I'm trying to match file contents against anti-virus signatures with help of PHP regex, but I'm having problem with:
preg_match(): Compilation failed: regular expression is too large at offset 107
Patterns that fail typically looks like this:
75633d617313134(?:..){0,27615}75626f756e687228756328692929
I've tried various modifications with help of https://regex101.com/, but without success. I still get same error when I reduce the pattern to simply:
(?:.){0,4000}
Can someone explain why?
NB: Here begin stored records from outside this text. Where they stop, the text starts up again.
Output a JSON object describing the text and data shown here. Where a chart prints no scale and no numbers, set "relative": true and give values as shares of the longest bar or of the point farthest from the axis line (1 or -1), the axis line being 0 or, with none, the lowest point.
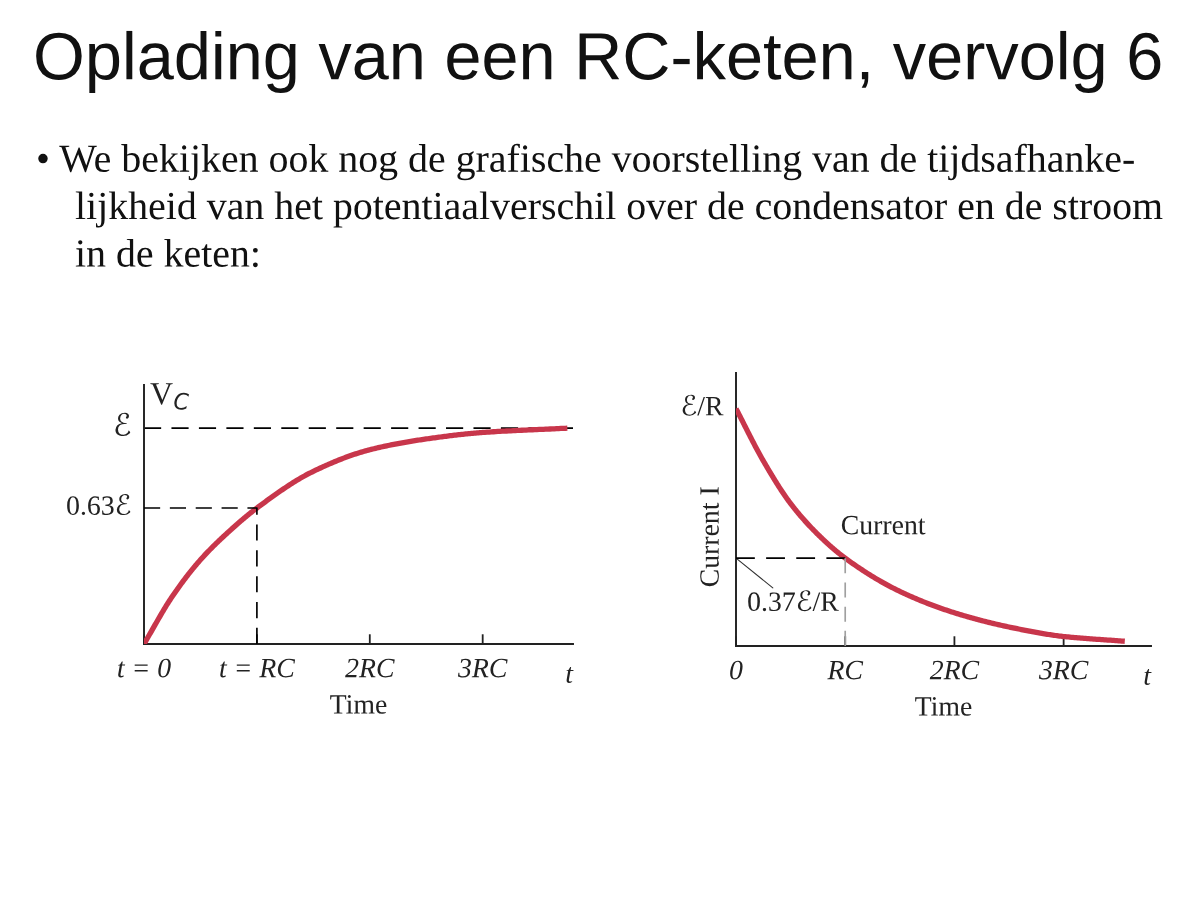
{
  "chart_data": [
    {
      "type": "line",
      "relative": true,
      "title": "Oplading van een RC-keten, vervolg 6",
      "subtitle": "• We bekijken ook nog de grafische voorstelling van de tijdsafhanke-\nlijkheid van het potentiaalverschil over de condensator en de stroom\nin de keten:",
      "ylabel": "V$_{C}$",
      "xlabel": "Time",
      "series": [
        {
          "color": "#c8364b",
          "x": [
            0,
            0.25,
            0.5,
            0.75,
            1,
            1.5,
            2,
            2.5,
            3,
            3.75
          ],
          "values": [
            0,
            0.22,
            0.39,
            0.52,
            0.63,
            0.8,
            0.9,
            0.95,
            0.98,
            1
          ]
        },
        {
          "name": "0.63ℰ",
          "color": "#000000",
          "line_style": "dashed",
          "x": [
            0,
            1,
            1
          ],
          "values": [
            0.63,
            0.63,
            0
          ]
        }
      ],
      "ref_lines": [
        {
          "axis": "y",
          "value": 1,
          "label": "ℰ",
          "color": "#000000",
          "line_style": "dashed"
        }
      ],
      "xlim": [
        0,
        3.8
      ],
      "xticks": [
        {
          "value": 0,
          "label": "t = 0"
        },
        {
          "value": 1,
          "label": "t = RC"
        },
        {
          "value": 2,
          "label": "2RC"
        },
        {
          "value": 3,
          "label": "3RC"
        }
      ],
      "annotations": [
        "t"
      ]
    },
    {
      "type": "line",
      "relative": true,
      "ylabel": "Current I",
      "xlabel": "Time",
      "series": [
        {
          "name": "Current",
          "color": "#c8364b",
          "x": [
            0,
            0.25,
            0.5,
            0.75,
            1,
            1.5,
            2,
            2.5,
            3,
            3.56
          ],
          "values": [
            1,
            0.78,
            0.6,
            0.47,
            0.37,
            0.23,
            0.14,
            0.08,
            0.04,
            0.02
          ]
        },
        {
          "color": "#000000",
          "line_style": "dashed",
          "x": [
            0,
            1
          ],
          "values": [
            0.37,
            0.37
          ]
        },
        {
          "color": "#a0a0a0",
          "line_style": "dashed",
          "x": [
            1,
            1
          ],
          "values": [
            0.37,
            0
          ]
        }
      ],
      "xlim": [
        0,
        3.8
      ],
      "xticks": [
        0,
        {
          "value": 1,
          "label": "RC"
        },
        {
          "value": 2,
          "label": "2RC"
        },
        {
          "value": 3,
          "label": "3RC"
        }
      ],
      "annotations": [
        "t",
        "ℰ/R",
        {
          "text": "0.37ℰ/R",
          "y": 0.37
        }
      ]
    }
  ]
}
From my readings on this forum the limit should be ~65000? And why is it working if I change the number of matches to {0,}?
My server is running Apache with PHP 7.2.7. PCRE library version is 8.42 (pcre.backtrack_limit: 1000000, pcre.recursion_limit: 100000).
The original patterns are coming from ClamAV's anti-virus database, which supposedly are designed for the regex.c library. To get them working with PHP/PCRE a conversion is needed, hence it is not possible to manually re-write each pattern. To re-compile PHP to increase PCRE LINK_SIZE is not an option due to shared web hosting.
Currently preg_replace is used with ~\{([0-9]+)-([0-9]+)\}~
, replacing the match with (?:..){\1,\2}
.
My original question was to understand how PCRE could come to conclusion that even the simplified statement above is too big. But ultimately the final target is to get the pattern changed/fixed to work for its intended purpose.
The post "Why am I being warned that my regular expression is too large?" is somewhat explaining parts of this but not fully finding the root cause/solution.